Gold futures finish higher, tally a gain for the week as COVID-19 spread spurs haven demand
Gold futures finished higher on Friday to score a gain for the week, as a rise in infections of COVID-19 raised the potential for another round of shutdowns to prevent the spread, feeding haven demand for bullion.
“It was another week, but the same old story for gold,” said Lukman Otunuga, senior research analyst at FXTM. “The precious metal was offered support in the form of renewed jitters about Covid-19.
Prices for gold still eased back from a Tuesday settlement that was the highest since 2012, posting losses for two consecutive sessions this week, pressured by some gains in the dollar, “which also benefitted from safe-haven flows,” he said.
U.S. states saw a single-day record rise of close to 40,000 infections on Thursday, led by Florida, Texas, California and Arizona, surpassing the 36,188 level from April 24, according to analysis of data from Bloomberg, compiled by Johns Hopkins University.
Against that backdrop, the U.S. dollar traded little changed Friday as gold futures settled, but looked to end lower for the week, according to FactSet data, measuring the ICE U.S. Dollar Index DXY, +0.07%. A weaker dollar can provide support for assets priced in the currency by buyers using alternative monetary units.
Expect gold to “meander within a wide range until a fresh directional catalyst is bought into the picture,” Otunuga told MarketWatch.
August gold GCQ20, +0.80% rose $9.70, or nearly 0.6%, to settle at $1,780.30 an ounce after tapping an intraday low of $1,754 Friday and posting declines in each of the past two sessions. Prices on Tuesday had settled at the highest for a most-active contract since Oct. 4, 2012.
The most-active July silver SIN20, +0.30% added 14 cents, or 0.8%, at $18.035 an ounce. September silver SIU20, +0.18% which is also among the active contracts, rose 12 cents, or nearly 0.7%, to $18.168.
For the week, gold saw for an advance of 1.6%, its third weekly rise in a row, while silver futures tallied a climb of nearly 1.1%, based on the most-active contracts as of last Friday, according to Dow Jones Market Data.
“Next week is a big week for gold bulls and gold bears,” said Chintan Karnani, chief market analyst at Insignia Consultants. “Fears of second wave of coronavirus should prevent a short term bearish trend in gold,” even if U.S. jobs numbers next week beat street expectations by a wide margin, he told MarketWatch.
Gold futures on Friday showed little reaction following the final June reading on U.S. consumer sentiment, which was at 78.1, down from the initial 79.3 reading.
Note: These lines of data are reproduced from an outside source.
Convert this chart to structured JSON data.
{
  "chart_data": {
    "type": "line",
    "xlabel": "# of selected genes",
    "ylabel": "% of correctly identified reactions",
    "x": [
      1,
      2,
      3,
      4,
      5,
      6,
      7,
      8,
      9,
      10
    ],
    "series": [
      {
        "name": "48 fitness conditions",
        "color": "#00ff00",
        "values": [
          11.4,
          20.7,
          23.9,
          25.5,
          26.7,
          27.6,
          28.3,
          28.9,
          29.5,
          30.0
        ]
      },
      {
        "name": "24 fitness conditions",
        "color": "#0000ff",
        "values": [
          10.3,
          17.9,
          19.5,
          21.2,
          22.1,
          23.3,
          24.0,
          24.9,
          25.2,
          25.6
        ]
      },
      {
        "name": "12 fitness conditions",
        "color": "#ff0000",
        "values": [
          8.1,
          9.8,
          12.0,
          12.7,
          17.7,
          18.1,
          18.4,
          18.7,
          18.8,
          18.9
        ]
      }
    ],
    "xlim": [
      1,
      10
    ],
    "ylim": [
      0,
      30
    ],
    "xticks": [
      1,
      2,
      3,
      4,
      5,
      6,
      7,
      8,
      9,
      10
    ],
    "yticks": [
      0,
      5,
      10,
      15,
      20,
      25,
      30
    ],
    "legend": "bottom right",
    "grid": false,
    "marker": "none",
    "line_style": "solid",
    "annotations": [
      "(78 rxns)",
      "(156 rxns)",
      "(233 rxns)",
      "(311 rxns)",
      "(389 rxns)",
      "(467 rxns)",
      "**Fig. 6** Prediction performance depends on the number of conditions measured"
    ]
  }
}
Consumer spending in May, meanwhile, climbed by a record 8.2% to mark the first increase since the pandemic hit the economy.
Still, central-bank stimulus across the globe and low or negative interest rates have been viewed as factors that have been supportive to the buying of precious metals.
The main scenario for gold “still appears positive, and we could be in a consolidation phase, with the market trying to gain strength for potential further rallies, which will have more chance of success if stocks decline and risk-off mode comes back,” said Carlo Alberto De Casa, chief analyst at ActivTrades.
On Friday, gold ended higher as U.S. benchmark stock indexes moved broadly lower.